GAZA CITY, Adel Zaanoun- Senior Hamas leader Ismail Haniya said on Wednesday the Islamist group would accept a peace deal with Israel if the Palestinian people approved it in a referendum.
His statement appeared to signal a shift in the group's long-standing policy of refusing to accept either Israel's legitimacy or any peace treaty negotiated by Palestinian president Mahmud Abbas.
Hamas "will respect the results of a referendum even if the results conflict with Hamas's positions," Haniya said at a rare press conference with foreign journalists.

Haniya
Haniya
"We accept a Palestinian state with full sovereignty on the land occupied in 1967 with Jerusalem as its capital and a solution to the issue of refugees," he added.
However, an Israeli government official pointed out that Haniya never explicitly said Hamas would be prepared to end its conflict with Israel in such a case.
"They never say that a Palestinian state living alongside Israel will be enough for them, but rather that they will accept it," he said, speaking on condition of anonymity. "Notice that he never says that they will then be willing to live with Israel after that."
"Ultimately they are committed to an Islamist Palestinian state that will replace Israel," the official added.
Hamas has frequently derided negotiations with Israel as a waste of time and Haniya said he remained unconvinced that peace talks would result in an agreement.
"There won't be a solution with two states on the land... Israel wants the land, peace, and security with us and this is something impossible."
Hamas won parliamentary elections in 2006, defeating Abbas's Fatah party. Long-standing tensions between the rivals boiled over in June 2007, when the Islamist group's forces routed Fatah and seized control of Gaza.

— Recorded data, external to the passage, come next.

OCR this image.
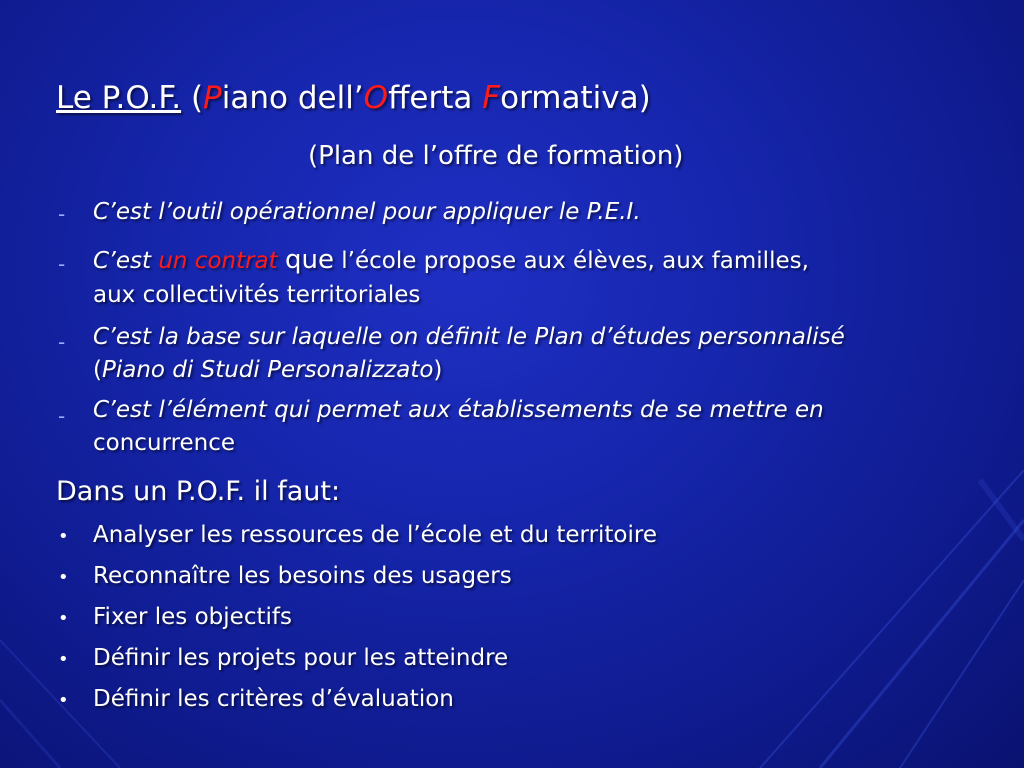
Le P.O.F. (Piano dell’Offerta Formativa)
(Plan de l’offre de formation)
- C’est l’outil opérationnel pour appliquer le P.E.I.
- C’est un contrat que l’école propose aux élèves, aux familles,
aux collectivités territoriales
- C’est la base sur laquelle on définit le Plan d’études personnalisé
(Piano di Studi Personalizzato)
- C’est l’élément qui permet aux établissements de se mettre en
concurrence
Dans un P.O.F. il faut:
• Analyser les ressources de l’école et du territoire
• Reconnaître les besoins des usagers
• Fixer les objectifs
• Définir les projets pour les atteindre
• Définir les critères d’évaluation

All attempts at reconciliation between the two sides, most of them mediated by Egypt, have failed. Fatah and Hamas have accused each other of undermining trust by persecuting political rivals in the territory under its control.
Abbas restarted direct talks with Israel in September with the aim of reaching a peace agreement within a year.

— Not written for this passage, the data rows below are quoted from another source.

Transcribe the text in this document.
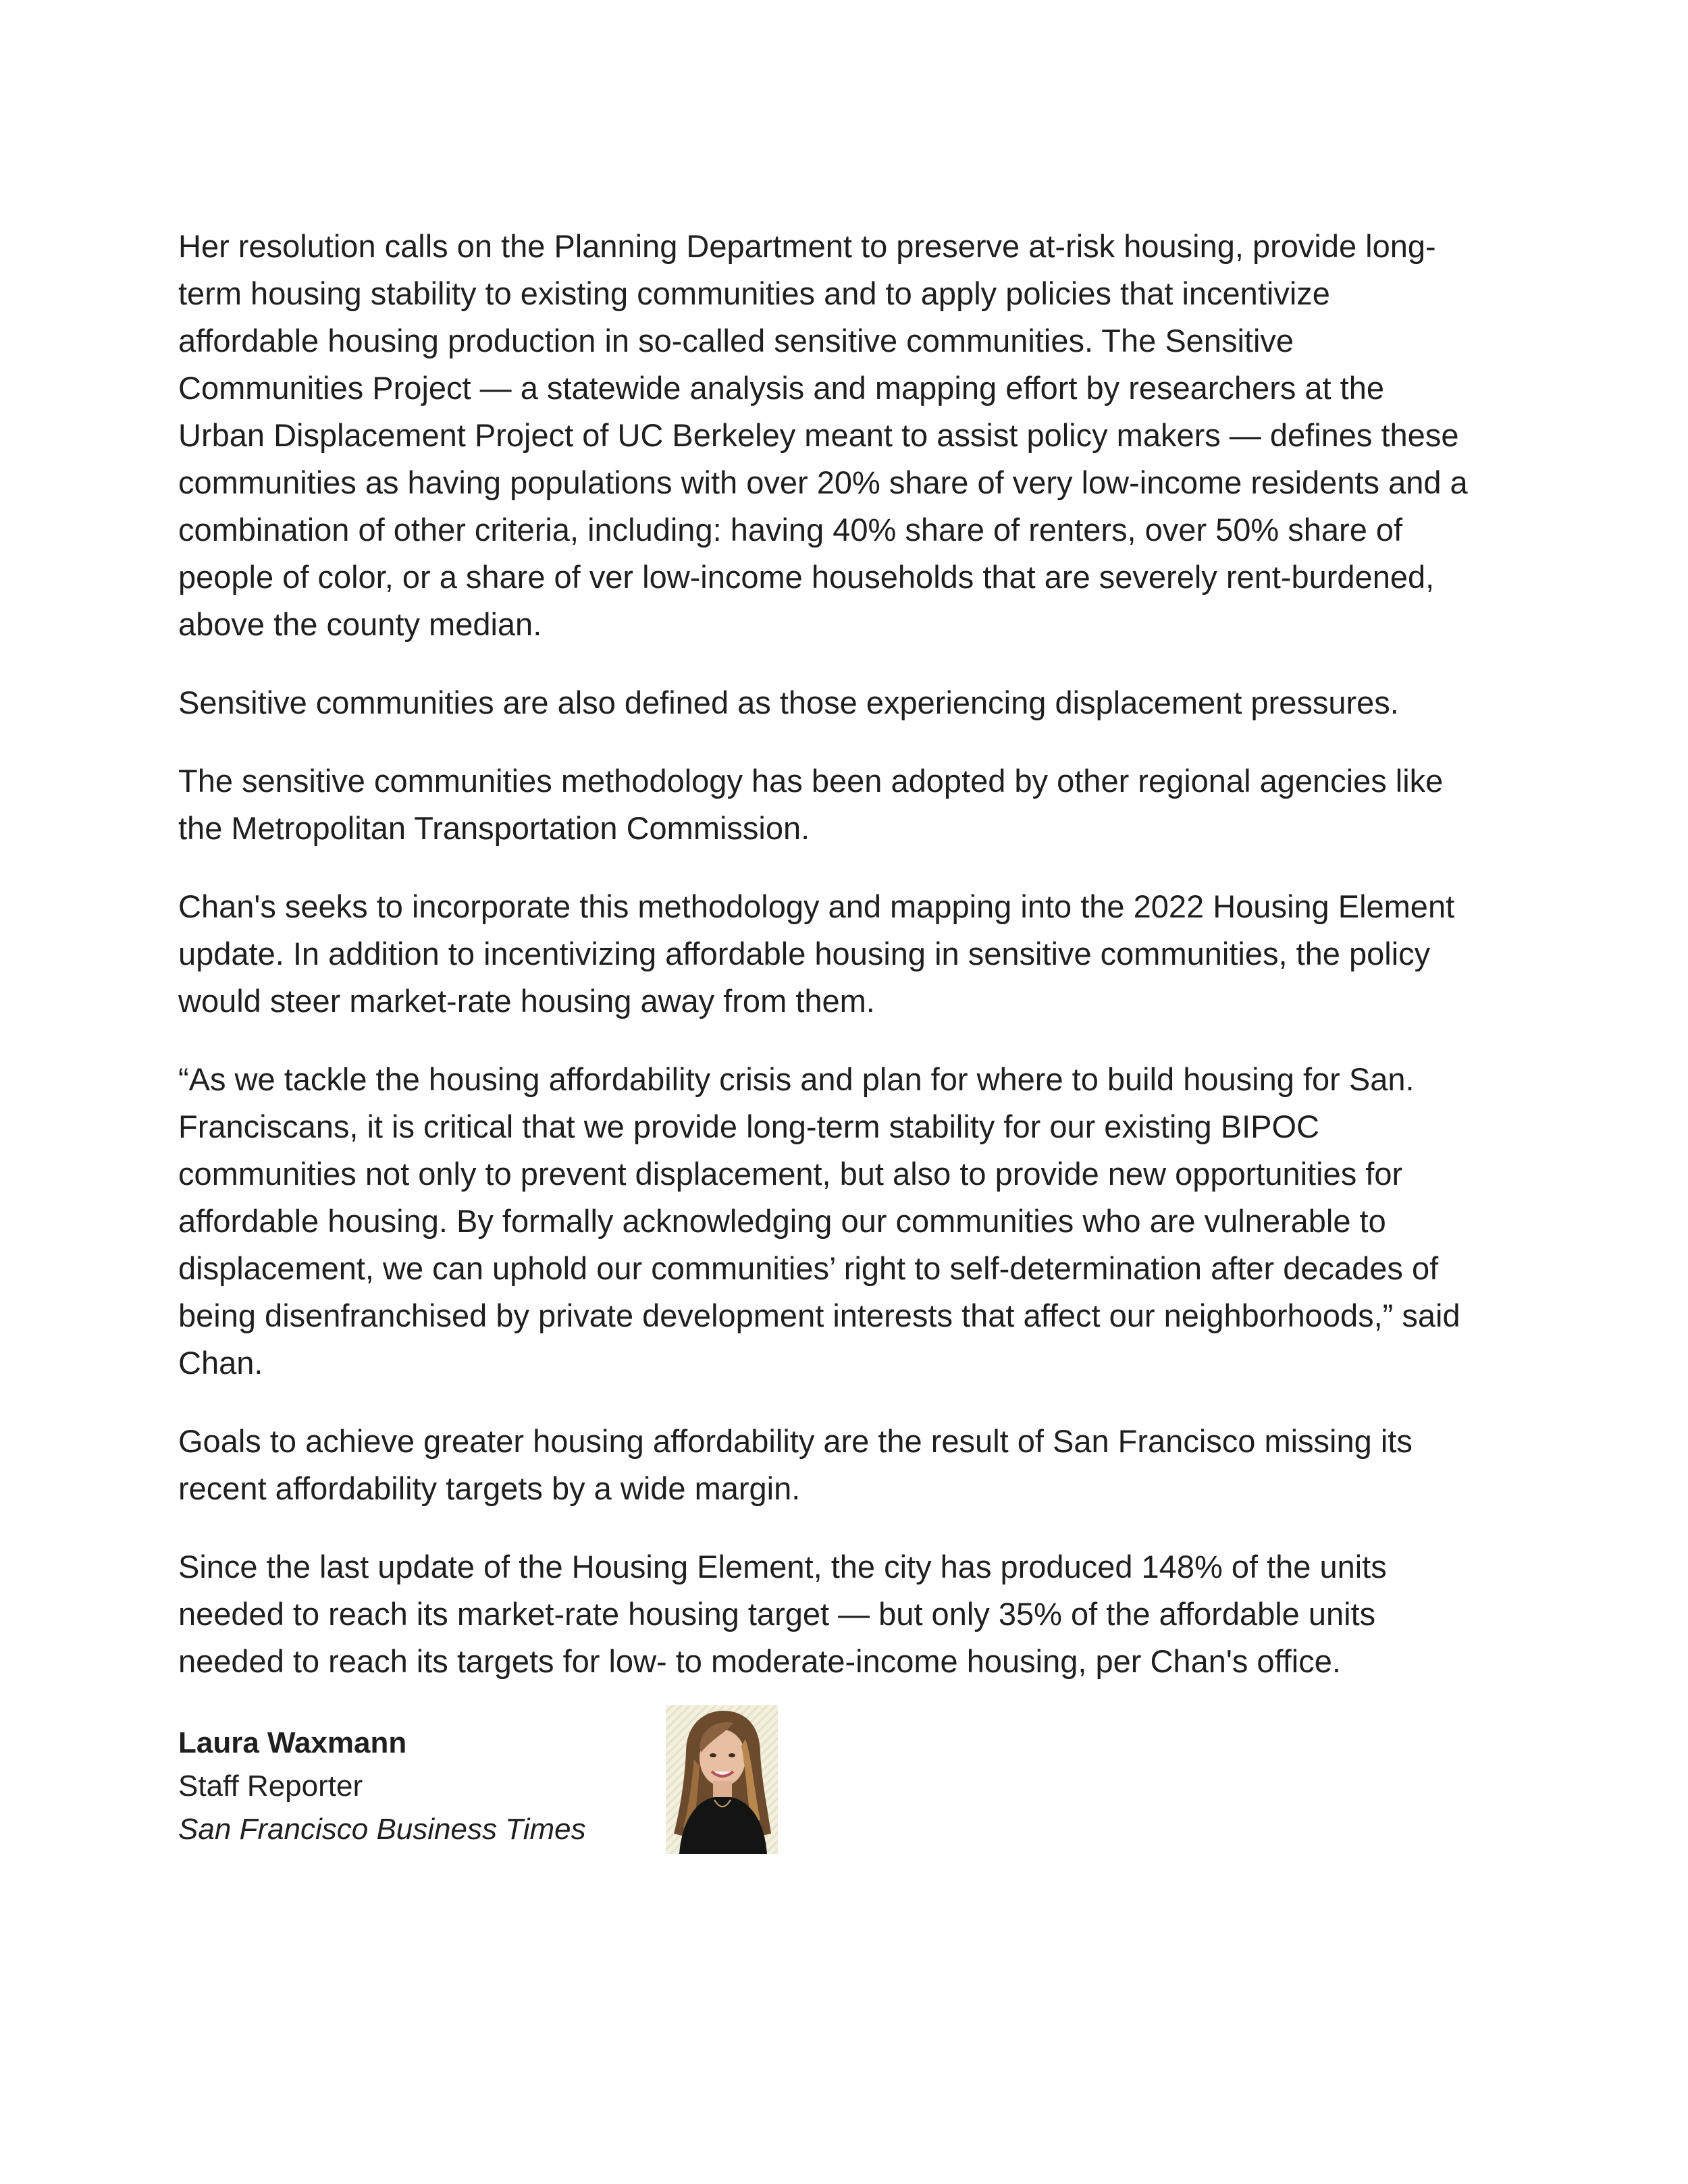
Her resolution calls on the Planning Department to preserve at-risk housing, provide long-term housing stability to existing communities and to apply policies that incentivize affordable housing production in so-called sensitive communities. The Sensitive Communities Project — a statewide analysis and mapping effort by researchers at the Urban Displacement Project of UC Berkeley meant to assist policy makers — defines these communities as having populations with over 20% share of very low-income residents and a combination of other criteria, including: having 40% share of renters, over 50% share of people of color, or a share of ver low-income households that are severely rent-burdened, above the county median.

Sensitive communities are also defined as those experiencing displacement pressures.

The sensitive communities methodology has been adopted by other regional agencies like the Metropolitan Transportation Commission.

Chan's seeks to incorporate this methodology and mapping into the 2022 Housing Element update. In addition to incentivizing affordable housing in sensitive communities, the policy would steer market-rate housing away from them.

“As we tackle the housing affordability crisis and plan for where to build housing for San. Franciscans, it is critical that we provide long-term stability for our existing BIPOC communities not only to prevent displacement, but also to provide new opportunities for affordable housing. By formally acknowledging our communities who are vulnerable to displacement, we can uphold our communities’ right to self-determination after decades of being disenfranchised by private development interests that affect our neighborhoods,” said Chan.

Goals to achieve greater housing affordability are the result of San Francisco missing its recent affordability targets by a wide margin.

Since the last update of the Housing Element, the city has produced 148% of the units needed to reach its market-rate housing target — but only 35% of the affordable units needed to reach its targets for low- to moderate-income housing, per Chan's office.

Laura Waxmann
Staff Reporter
San Francisco Business Times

But negotiations broke down three weeks later after Israel refused to renew a 10-month moratorium on settlement construction in the West Bank that expired on September 26.
Hamas has frequently criticised Abbas for agreeing to negotiations with Israel.
"Negotiations with the occupation will only lead to failure," Hamas spokesman Sami Abu Zuhri told AFP in March, after Arab foreign ministers meeting in Cairo backed the idea of indirect US-brokered talks.
"The alternative is for Abbas to return to the patriotic option, to what the Arabs support and the Palestinians desire, the option of steadfastness and resistance," Abu Zuhri said.
Haniya also fielded questions Wednesday on militant groups in Gaza, where Israel and other observers fear groups like Al-Qaeda are gaining a foothold.
"Al-Qaeda is not present in the Gaza Strip, but there is resistance to the occupation," he said, adding that Hamas works to ensure that "the main resistance groups do not act outside of Gaza or Palestine."
He also called for the resumption of negotiations on the release of Israeli soldier Gilad Shalit, who has been held in Gaza since his kidnap by Palestinian militants during a cross-border raid in June 2006.
He said Hamas wanted to reach a deal involving an "honourable exchange" of prisoners.
Shalit has not been seen by outside observers or by Red Cross representatives since his capture in a deadly raid along the Gaza border.
Hamas, which participated in Shalit's kidnap along with several other Gaza militant groups, is seeking the release of hundreds of Palestinian prisoners in exchange for freeing the soldier.